Small arms fire and explosions echoed through the southern city of Nassiriya after dark. U.S. forces said it was in-fighting among Iraqis.
 
It was not known whether the fighting was linked with the reported arrival in Nassiriya of several hundred anti-Saddam Iraqi opposition fighters headed by Ahmad Chalabi, the best-known leader of the Iraqi National Congress. The fighters planned to parade through the town on Tuesday.
 
U.S. chairman of the Joint Chiefs of Staff Gen. Richard Myers said Iraqi resistance was sporadic and not coherent.
 
"Of the 800-plus tanks they began with, all but a couple of dozen have been destroyed or abandoned," Myers said.
 
Preliminary reports of U.S. dead in the attack were in the single digits. Two Marines were killed and three wounded, apparently by friendly fire, in a fierce battle for two river bridges in the east. Two more U.S. soldiers and two journalists were killed and 15 people wounded in an Iraqi attack on a communications center in the southern outskirts of Baghdad.
 
In Baghdad, hospitals battled with a constant stream of civilian dead and injured.

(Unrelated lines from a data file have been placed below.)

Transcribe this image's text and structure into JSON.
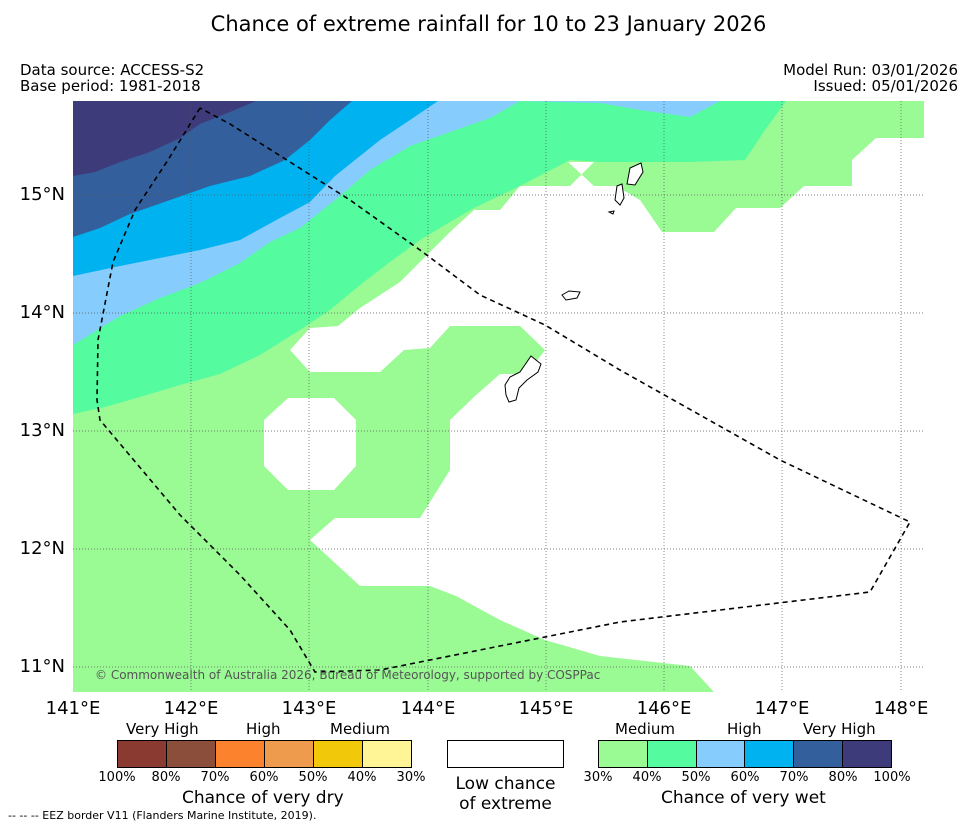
{
  "title": "Chance of extreme rainfall for 10 to 23 January 2026",
  "meta": {
    "data_source": "Data source: ACCESS-S2",
    "base_period": "Base period: 1981-2018",
    "model_run": "Model Run: 03/01/2026",
    "issued": "Issued: 05/01/2026"
  },
  "map": {
    "copyright": "© Commonwealth of Australia 2026, Bureau of Meteorology, supported by COSPPac",
    "lon_labels": [
      "141°E",
      "142°E",
      "143°E",
      "144°E",
      "145°E",
      "146°E",
      "147°E",
      "148°E"
    ],
    "lat_labels": [
      "15°N",
      "14°N",
      "13°N",
      "12°N",
      "11°N"
    ],
    "colors": {
      "medium": "#9afa94",
      "medium_40": "#55fb9f",
      "high_50": "#86cdfd",
      "high_60": "#00b2f0",
      "very_high_70": "#335f9c",
      "very_high_80": "#3e3b7a"
    }
  },
  "legend": {
    "dry": {
      "categories": [
        "Very High",
        "High",
        "Medium"
      ],
      "colors": [
        "#8b3a32",
        "#8b4e3a",
        "#fd822d",
        "#ee9b4e",
        "#f1c80a",
        "#fff596"
      ],
      "ticks": [
        "100%",
        "80%",
        "70%",
        "60%",
        "50%",
        "40%",
        "30%"
      ],
      "title": "Chance of very dry"
    },
    "low": {
      "line1": "Low chance",
      "line2": "of extreme"
    },
    "wet": {
      "categories": [
        "Medium",
        "High",
        "Very High"
      ],
      "colors": [
        "#9afa94",
        "#55fb9f",
        "#86cdfd",
        "#00b2f0",
        "#335f9c",
        "#3e3b7a"
      ],
      "ticks": [
        "30%",
        "40%",
        "50%",
        "60%",
        "70%",
        "80%",
        "100%"
      ],
      "title": "Chance of very wet"
    }
  },
  "footnote": "-- -- -- EEZ border V11 (Flanders Marine Institute, 2019)."
}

Doctors said they were running short of anesthetics and medical equipment.
 
HOUSE FLATTENED, IRAQIS KILLED
 
Nine Iraqis, including a baby, were killed when two houses were flattened in a smart suburb of western Baghdad in what witnesses said was a U.S. air raid.
 
At the Kadhimiya hospital in the north of Baghdad, doctors said they had taken in 18 dead and 142 injured in two days, while the Kindi hospital had four dead and 176 injured.
 
The fiercest fighting in Baghdad was concentrated around two bridges over the Diyala river, a tributary of the Tigris, after Iraqi defenders blew two large holes in them on Sunday.
 
"We had our machine guns, mortars and artillery firing. We did it the old-fashioned way," said U.S. Col. B. P. McCoy.
 
A defiant Information Minister Mohammed Saeed al-Sahaf said the invaders were "committing suicide" at the capital's gates. But U.S. deputy defense secretary Paul Wolfowitz said in an interview that Sahaf had made himself "something of a joke."
 
"Baghdad is safe," he told reporters at the Palestine hotel. "Their infidels are committing suicide by the hundreds on the gates of Baghdad ... Don't believe those liars."
 
U.S. Lt. Col. Pete Bayer told Reuters earlier: "We have seized the main presidential palace in downtown Baghdad ... There are two palaces down there and we are in both of them."
 
With the war apparently nearing a climax, the issue of how Iraq will be run in a post-Saddam era loomed larger.
 
British Prime Minister Tony Blair, due to meet President Bush in Northern Ireland later on Monday, was expected to try to persuade his U.S. ally to give the United Nations a bigger role in running Iraq after the war.